Salvation Army v Bahi & ors (UKEAT/0120/16/RN)
What does this case tell us?
In a nutshell, a Tribunal will take a fairly wide approach to determining whether the activities involved remain fundamentally the same. If it is apparent that the transferee will be undertaking very similar activities with similar outcomes to the transferor, the services will be regarded as fundamentally the same even if there are some differences in the way the service will be provided.
In 2009 Coventry Cyrenians Limited (CCL) began operating two contracts on behalf of Coventry City Council to provide “accommodation based support” for men and women. From 1 April 2014, after winning a wider contract, the Salvation Army Trust (SAT) began operating those services.
There were however fairly significant differences between the services:
- CCL had provided support in 10 houses of multiple occupancy which were not staffed overnight whilst SAT operated the service from only two hostels which were staffed overnight;
- CCL support workers worked normal office hours whilst SAT support workers operated from 7am to 7pm;
- Under CCL’s service residents were expected to stay for 12 months, with the possibility of staying up to 24 months, though in reality most moved on within six months. Under SAT those accommodated were able to stay for a maximum of 112 days; and
- CCL’s service users could be any age from 18 up while 25 was the minimum age for using the new service operated by SAT.

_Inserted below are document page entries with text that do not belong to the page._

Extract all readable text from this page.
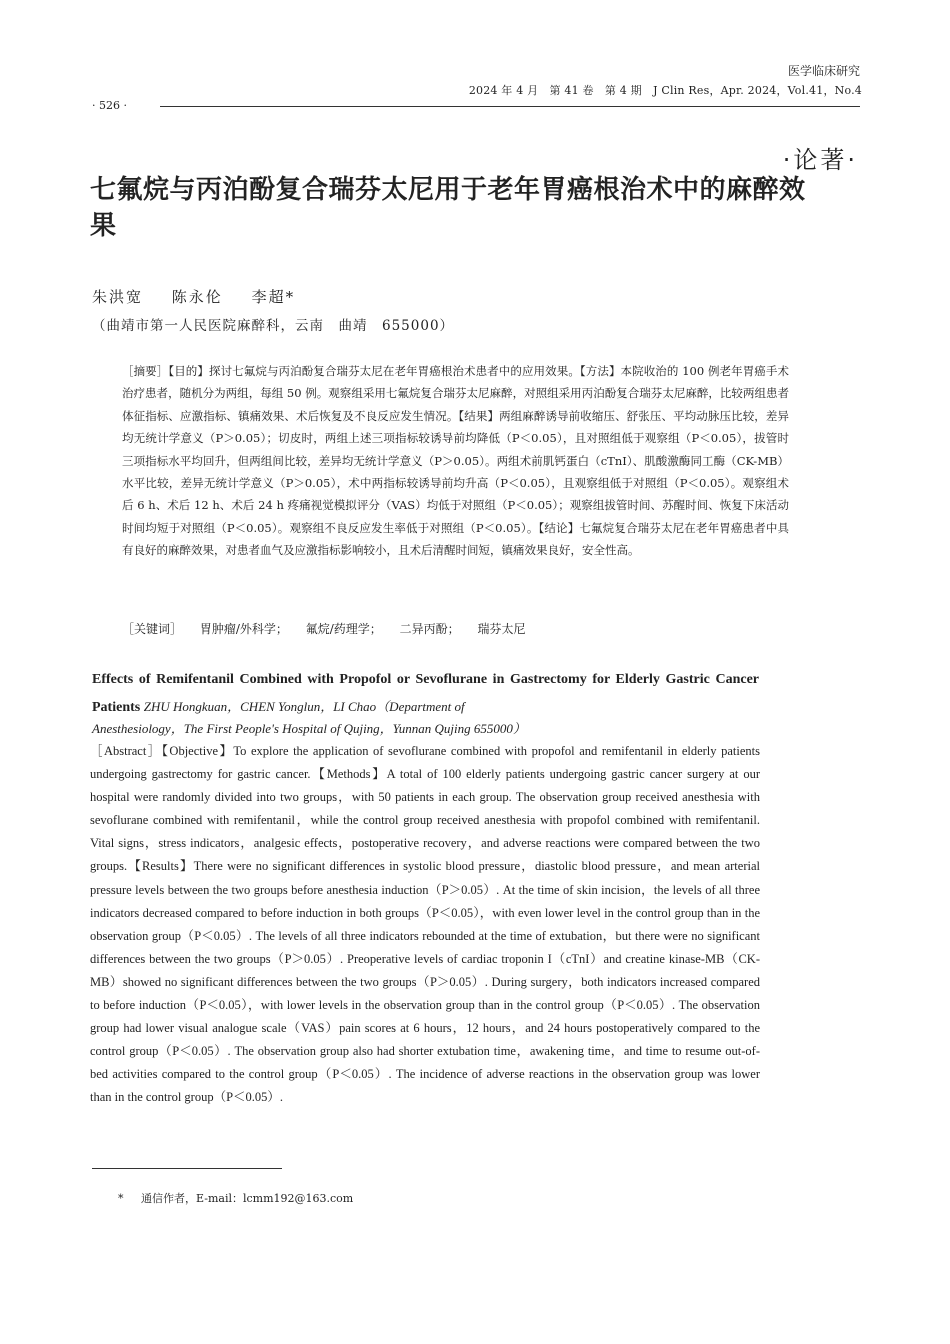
医学临床研究
2024 年 4 月　第 41 卷　第 4 期　J Clin Res，Apr. 2024，Vol.41，No.4
· 526 ·
·论著·
七氟烷与丙泊酚复合瑞芬太尼用于老年胃癌根治术中的麻醉效果
朱洪宽 陈永伦 李超*
（曲靖市第一人民医院麻醉科，云南　曲靖　655000）
［摘要］【目的】探讨七氟烷与丙泊酚复合瑞芬太尼在老年胃癌根治术患者中的应用效果。【方法】本院收治的 100 例老年胃癌手术治疗患者，随机分为两组，每组 50 例。观察组采用七氟烷复合瑞芬太尼麻醉，对照组采用丙泊酚复合瑞芬太尼麻醉，比较两组患者体征指标、应激指标、镇痛效果、术后恢复及不良反应发生情况。【结果】两组麻醉诱导前收缩压、舒张压、平均动脉压比较，差异均无统计学意义（P＞0.05）；切皮时，两组上述三项指标较诱导前均降低（P＜0.05），且对照组低于观察组（P＜0.05），拔管时三项指标水平均回升，但两组间比较，差异均无统计学意义（P＞0.05）。两组术前肌钙蛋白（cTnI）、肌酸激酶同工酶（CK-MB）水平比较，差异无统计学意义（P＞0.05），术中两指标较诱导前均升高（P＜0.05），且观察组低于对照组（P＜0.05）。观察组术后 6 h、术后 12 h、术后 24 h 疼痛视觉模拟评分（VAS）均低于对照组（P＜0.05）；观察组拔管时间、苏醒时间、恢复下床活动时间均短于对照组（P＜0.05）。观察组不良反应发生率低于对照组（P＜0.05）。【结论】七氟烷复合瑞芬太尼在老年胃癌患者中具有良好的麻醉效果，对患者血气及应激指标影响较小，且术后清醒时间短，镇痛效果良好，安全性高。
［关键词］ 胃肿瘤/外科学； 氟烷/药理学； 二异丙酚； 瑞芬太尼
Effects of Remifentanil Combined with Propofol or Sevoflurane in Gastrectomy for Elderly Gastric Cancer Patients ZHU Hongkuan，CHEN Yonglun，LI Chao（Department of
Anesthesiology，The First People's Hospital of Qujing，Yunnan Qujing 655000）
［Abstract］【Objective】To explore the application of sevoflurane combined with propofol and remifentanil in elderly patients undergoing gastrectomy for gastric cancer.【Methods】A total of 100 elderly patients undergoing gastric cancer surgery at our hospital were randomly divided into two groups，with 50 patients in each group. The observation group received anesthesia with sevoflurane combined with remifentanil，while the control group received anesthesia with propofol combined with remifentanil. Vital signs，stress indicators，analgesic effects，postoperative recovery，and adverse reactions were compared between the two groups.【Results】There were no significant differences in systolic blood pressure，diastolic blood pressure，and mean arterial pressure levels between the two groups before anesthesia induction（P＞0.05）. At the time of skin incision，the levels of all three indicators decreased compared to before induction in both groups（P＜0.05），with even lower level in the control group than in the observation group（P＜0.05）. The levels of all three indicators rebounded at the time of extubation，but there were no significant differences between the two groups（P＞0.05）. Preoperative levels of cardiac troponin I（cTnI）and creatine kinase-MB（CK-MB）showed no significant differences between the two groups（P＞0.05）. During surgery，both indicators increased compared to before induction（P＜0.05），with lower levels in the observation group than in the control group（P＜0.05）. The observation group had lower visual analogue scale（VAS）pain scores at 6 hours，12 hours，and 24 hours postoperatively compared to the control group（P＜0.05）. The observation group also had shorter extubation time，awakening time，and time to resume out-of-bed activities compared to the control group（P＜0.05）. The incidence of adverse reactions in the observation group was lower than in the control group（P＜0.05）.
* 通信作者，E-mail：lcmm192@163.com
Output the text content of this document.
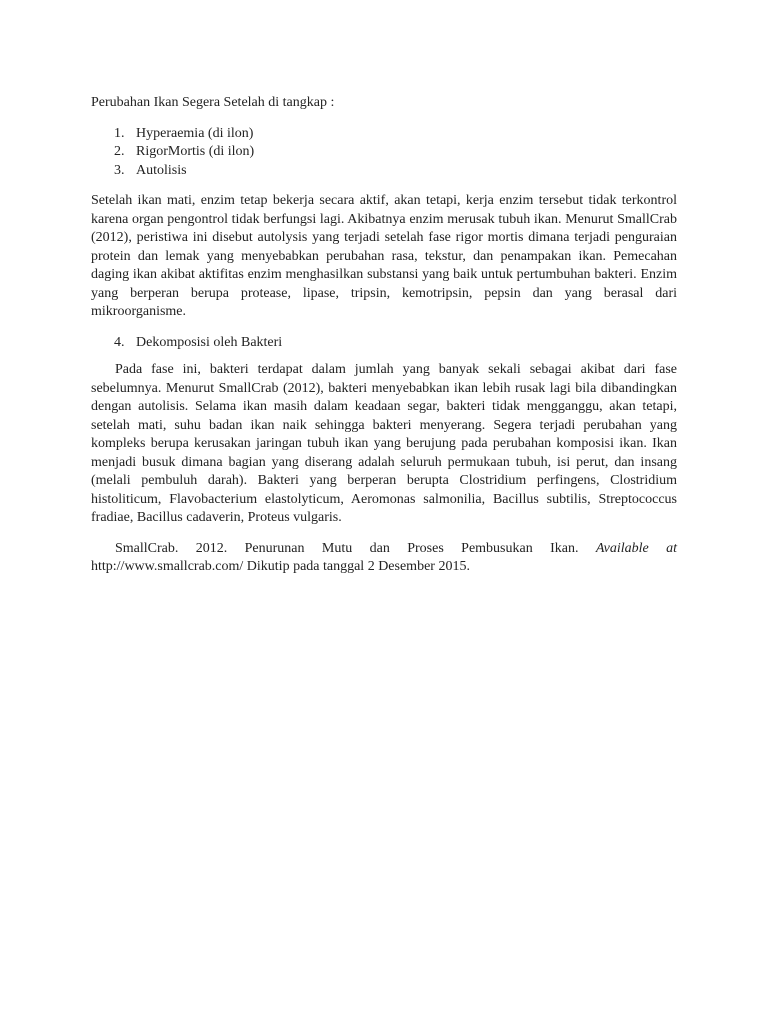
Perubahan Ikan Segera Setelah di tangkap :

1. Hyperaemia (di ilon)
2. RigorMortis (di ilon)
3. Autolisis

Setelah ikan mati, enzim tetap bekerja secara aktif, akan tetapi, kerja enzim tersebut tidak terkontrol karena organ pengontrol tidak berfungsi lagi. Akibatnya enzim merusak tubuh ikan. Menurut SmallCrab (2012), peristiwa ini disebut autolysis yang terjadi setelah fase rigor mortis dimana terjadi penguraian protein dan lemak yang menyebabkan perubahan rasa, tekstur, dan penampakan ikan. Pemecahan daging ikan akibat aktifitas enzim menghasilkan substansi yang baik untuk pertumbuhan bakteri. Enzim yang berperan berupa protease, lipase, tripsin, kemotripsin, pepsin dan yang berasal dari mikroorganisme.

4. Dekomposisi oleh Bakteri

Pada fase ini, bakteri terdapat dalam jumlah yang banyak sekali sebagai akibat dari fase sebelumnya. Menurut SmallCrab (2012), bakteri menyebabkan ikan lebih rusak lagi bila dibandingkan dengan autolisis. Selama ikan masih dalam keadaan segar, bakteri tidak mengganggu, akan tetapi, setelah mati, suhu badan ikan naik sehingga bakteri menyerang. Segera terjadi perubahan yang kompleks berupa kerusakan jaringan tubuh ikan yang berujung pada perubahan komposisi ikan. Ikan menjadi busuk dimana bagian yang diserang adalah seluruh permukaan tubuh, isi perut, dan insang (melali pembuluh darah). Bakteri yang berperan berupta Clostridium perfingens, Clostridium histoliticum, Flavobacterium elastolyticum, Aeromonas salmonilia, Bacillus subtilis, Streptococcus fradiae, Bacillus cadaverin, Proteus vulgaris.

SmallCrab. 2012. Penurunan Mutu dan Proses Pembusukan Ikan. Available at http://www.smallcrab.com/ Dikutip pada tanggal 2 Desember 2015.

The Judge in the Employment Tribunal found that the services offered by the new provider were fundamentally the same as those offered by the old provider. He described the services as “the provision of accommodation based support for homeless men and women”.
In determining the appeal the EAT set out the following principles that it found apply when a Tribunal considers how “activities” should be defined:
- The word “activities” is to be given its ordinary, everyday meaning;
- They must be defined in a common-sense and pragmatic way;
- They should not be defined too generally, but the definition should be holistic; and
- An excessively detailed definition would risk defeating the purpose of the SPC provisions.
The EAT found that, given that the majority of service users moved on within six months and there were no requirements in the Council’s contracts as to whether the accommodation was provided at more or fewer sites, the Judge had been entitled to define the activities as he had.